这些类仍然是线性分离的,但它非常紧凑。 我们要训练线性支持向量机来学习类边界。
try C = 1
from sklearn import svm
# 配置LinearSVC参数
svc = svm.LinearSVC(C=1, loss='hinge', max_iter=20000)
svc
LinearSVC(C=1, class_weight=None, dual=True, fit_intercept=True,
intercept_scaling=1, loss='hinge', max_iter=20000, multi_class='ovr',
penalty='l2', random_state=None, tol=0.0001, verbose=0)
# 将之前配置好的模型应用到数据集上
svc.fit(data[['X1', 'X2']], data['y'])
svc.score(data[['X1', 'X2']], data['y'])
0.9803921568627451
找出决策边界再绘制
# 法一: 组建网格然后将网格点带入决策边界函数,找出值近似为0的点就是边界点
def find_decision_boundary(svc, x1min, x1max, x2min, x2max, diff):
x1 = np.linspace(x1min, x1max, 1000)
x2 = np.linspace(x2min, x2max, 1000)
coordinates = [(x, y) for x in x1 for y in x2]
x_cord, y_cord = zip(*coordinates)
c_val = pd.DataFrame({'x1':x_cord, 'x2':y_cord})
c_val['val'] = svc.decision_function(c_val[['x1', 'x2']])
decision = c_val[np.abs(c_val['val']) < diff]
return decision.x1, decision.x2
x1, x2 = find_decision_boundary(svc, 0, 5, 1.5, 5, 2 * 10**-3)
# fig. ax = plt.subplots(figsize=(12, 8)) 逗号写成了点,jupyter发现不了
fig, ax = plt.subplots(figsize=(12, 8))
ax.scatter(x1, x2, s=1, c='r', label='Boundary')

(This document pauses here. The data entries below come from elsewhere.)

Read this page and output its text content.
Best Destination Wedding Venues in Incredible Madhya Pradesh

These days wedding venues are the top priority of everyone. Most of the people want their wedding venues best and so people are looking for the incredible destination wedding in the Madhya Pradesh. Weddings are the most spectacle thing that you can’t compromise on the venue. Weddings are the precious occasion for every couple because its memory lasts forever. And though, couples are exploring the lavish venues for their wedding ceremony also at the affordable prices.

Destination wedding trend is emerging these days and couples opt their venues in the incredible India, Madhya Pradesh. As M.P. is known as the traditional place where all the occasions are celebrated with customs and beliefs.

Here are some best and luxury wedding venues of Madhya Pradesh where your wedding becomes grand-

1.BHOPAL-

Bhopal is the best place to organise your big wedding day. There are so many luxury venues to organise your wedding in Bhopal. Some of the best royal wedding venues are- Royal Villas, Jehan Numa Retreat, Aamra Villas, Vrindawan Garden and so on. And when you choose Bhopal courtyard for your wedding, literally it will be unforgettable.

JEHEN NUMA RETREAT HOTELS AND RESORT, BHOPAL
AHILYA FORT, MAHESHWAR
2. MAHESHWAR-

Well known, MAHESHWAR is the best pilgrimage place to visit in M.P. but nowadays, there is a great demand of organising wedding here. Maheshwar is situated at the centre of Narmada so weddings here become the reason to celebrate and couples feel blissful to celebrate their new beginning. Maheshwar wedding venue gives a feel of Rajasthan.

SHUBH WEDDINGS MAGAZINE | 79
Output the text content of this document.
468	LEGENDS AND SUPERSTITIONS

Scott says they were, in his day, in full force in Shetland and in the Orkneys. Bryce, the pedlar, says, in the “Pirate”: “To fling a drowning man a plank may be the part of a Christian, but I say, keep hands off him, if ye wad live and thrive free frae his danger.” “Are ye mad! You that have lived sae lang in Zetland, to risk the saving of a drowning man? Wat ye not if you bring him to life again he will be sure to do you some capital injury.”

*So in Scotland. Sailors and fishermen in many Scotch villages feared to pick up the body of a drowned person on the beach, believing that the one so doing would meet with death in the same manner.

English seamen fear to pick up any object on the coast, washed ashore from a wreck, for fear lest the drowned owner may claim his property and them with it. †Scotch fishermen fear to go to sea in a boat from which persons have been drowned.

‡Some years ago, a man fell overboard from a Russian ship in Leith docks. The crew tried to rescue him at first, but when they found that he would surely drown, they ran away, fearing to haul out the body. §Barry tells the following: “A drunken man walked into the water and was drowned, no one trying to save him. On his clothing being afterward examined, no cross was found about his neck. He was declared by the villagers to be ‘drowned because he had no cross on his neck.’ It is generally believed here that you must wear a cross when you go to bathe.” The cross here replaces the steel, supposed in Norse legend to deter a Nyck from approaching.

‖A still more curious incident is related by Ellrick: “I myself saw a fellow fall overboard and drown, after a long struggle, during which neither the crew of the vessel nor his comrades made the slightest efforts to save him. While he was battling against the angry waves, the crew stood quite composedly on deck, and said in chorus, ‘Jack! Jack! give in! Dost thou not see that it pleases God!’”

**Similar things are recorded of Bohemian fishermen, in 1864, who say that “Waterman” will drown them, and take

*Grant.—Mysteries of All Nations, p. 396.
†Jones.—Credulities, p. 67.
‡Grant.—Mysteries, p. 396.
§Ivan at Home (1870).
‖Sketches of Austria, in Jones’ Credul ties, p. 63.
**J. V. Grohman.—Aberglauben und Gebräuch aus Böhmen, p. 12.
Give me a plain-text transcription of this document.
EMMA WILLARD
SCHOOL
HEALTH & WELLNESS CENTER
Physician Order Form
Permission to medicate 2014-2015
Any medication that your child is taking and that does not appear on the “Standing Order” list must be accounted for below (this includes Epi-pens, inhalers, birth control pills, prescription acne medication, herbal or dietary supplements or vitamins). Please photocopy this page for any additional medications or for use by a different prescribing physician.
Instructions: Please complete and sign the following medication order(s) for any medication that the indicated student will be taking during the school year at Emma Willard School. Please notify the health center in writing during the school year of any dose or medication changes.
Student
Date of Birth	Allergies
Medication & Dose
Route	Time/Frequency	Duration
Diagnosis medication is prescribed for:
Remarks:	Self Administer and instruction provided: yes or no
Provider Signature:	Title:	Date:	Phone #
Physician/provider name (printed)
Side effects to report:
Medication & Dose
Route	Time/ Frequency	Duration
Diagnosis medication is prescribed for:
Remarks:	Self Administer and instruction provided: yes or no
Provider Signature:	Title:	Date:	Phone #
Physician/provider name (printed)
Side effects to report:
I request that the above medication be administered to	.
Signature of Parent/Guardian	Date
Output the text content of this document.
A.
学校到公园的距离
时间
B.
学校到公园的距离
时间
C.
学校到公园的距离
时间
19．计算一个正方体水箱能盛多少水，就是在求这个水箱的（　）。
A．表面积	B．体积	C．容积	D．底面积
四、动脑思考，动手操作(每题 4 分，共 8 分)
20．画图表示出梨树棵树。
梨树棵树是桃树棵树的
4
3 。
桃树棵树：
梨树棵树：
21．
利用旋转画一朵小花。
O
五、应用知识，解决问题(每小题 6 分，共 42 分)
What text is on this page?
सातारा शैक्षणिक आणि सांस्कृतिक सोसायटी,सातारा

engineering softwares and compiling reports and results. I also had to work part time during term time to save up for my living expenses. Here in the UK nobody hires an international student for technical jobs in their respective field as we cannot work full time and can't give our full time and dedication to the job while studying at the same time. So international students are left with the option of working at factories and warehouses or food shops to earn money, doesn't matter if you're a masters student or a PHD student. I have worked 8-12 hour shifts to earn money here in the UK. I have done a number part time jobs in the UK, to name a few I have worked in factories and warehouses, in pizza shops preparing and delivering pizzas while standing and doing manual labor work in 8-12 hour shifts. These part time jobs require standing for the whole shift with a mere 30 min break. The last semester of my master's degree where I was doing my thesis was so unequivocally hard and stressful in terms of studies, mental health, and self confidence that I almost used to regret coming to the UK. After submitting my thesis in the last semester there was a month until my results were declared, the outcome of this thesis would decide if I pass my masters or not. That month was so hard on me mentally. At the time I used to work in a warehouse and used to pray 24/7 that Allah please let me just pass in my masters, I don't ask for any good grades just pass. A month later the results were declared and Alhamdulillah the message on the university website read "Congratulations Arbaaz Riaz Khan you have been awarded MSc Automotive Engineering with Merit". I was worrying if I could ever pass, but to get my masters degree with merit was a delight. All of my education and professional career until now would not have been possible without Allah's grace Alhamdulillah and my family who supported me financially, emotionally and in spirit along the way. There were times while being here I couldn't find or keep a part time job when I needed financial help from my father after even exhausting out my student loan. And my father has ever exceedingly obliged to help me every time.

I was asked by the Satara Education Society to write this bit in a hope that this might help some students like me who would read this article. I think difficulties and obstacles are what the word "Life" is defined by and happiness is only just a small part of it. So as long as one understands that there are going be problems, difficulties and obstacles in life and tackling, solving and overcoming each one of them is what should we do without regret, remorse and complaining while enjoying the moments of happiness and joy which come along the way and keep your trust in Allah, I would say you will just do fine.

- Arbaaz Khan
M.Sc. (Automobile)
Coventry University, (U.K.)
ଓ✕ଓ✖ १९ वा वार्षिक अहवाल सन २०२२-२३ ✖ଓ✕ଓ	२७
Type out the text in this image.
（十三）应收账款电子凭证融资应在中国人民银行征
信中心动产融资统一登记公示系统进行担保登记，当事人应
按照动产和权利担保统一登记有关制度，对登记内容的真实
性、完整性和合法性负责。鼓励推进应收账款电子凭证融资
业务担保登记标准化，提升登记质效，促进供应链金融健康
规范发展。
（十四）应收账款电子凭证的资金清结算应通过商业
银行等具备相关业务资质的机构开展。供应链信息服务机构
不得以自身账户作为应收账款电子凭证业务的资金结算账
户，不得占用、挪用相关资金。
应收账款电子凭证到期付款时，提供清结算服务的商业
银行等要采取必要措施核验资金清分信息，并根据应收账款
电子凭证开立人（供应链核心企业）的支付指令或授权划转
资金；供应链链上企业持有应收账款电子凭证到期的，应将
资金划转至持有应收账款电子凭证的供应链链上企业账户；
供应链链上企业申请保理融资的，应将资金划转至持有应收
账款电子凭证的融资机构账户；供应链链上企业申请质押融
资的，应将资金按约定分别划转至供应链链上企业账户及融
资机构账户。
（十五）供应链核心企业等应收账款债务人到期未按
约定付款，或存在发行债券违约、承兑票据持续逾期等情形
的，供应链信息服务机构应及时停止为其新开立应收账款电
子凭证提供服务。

plot_init_pic(data, fig, ax)
ax.set_title('SVM(C=1) Decition Boundary')
ax.set_xlabel('X1')
ax.set_ylabel('X2')
ax.legend()
plt.show()
# The confidence score for a sample is the signed distance of that sample to the hyperplane.
data['SVM1 Confidence'] = svc.decision_function(data[['X1', 'X2']])
fig, ax = plt.subplots(figsize=(8, 6))
ax.scatter(data['X1'], data['X2'], s=50, c=data['SVM1 Confidence'], cmap='seismic')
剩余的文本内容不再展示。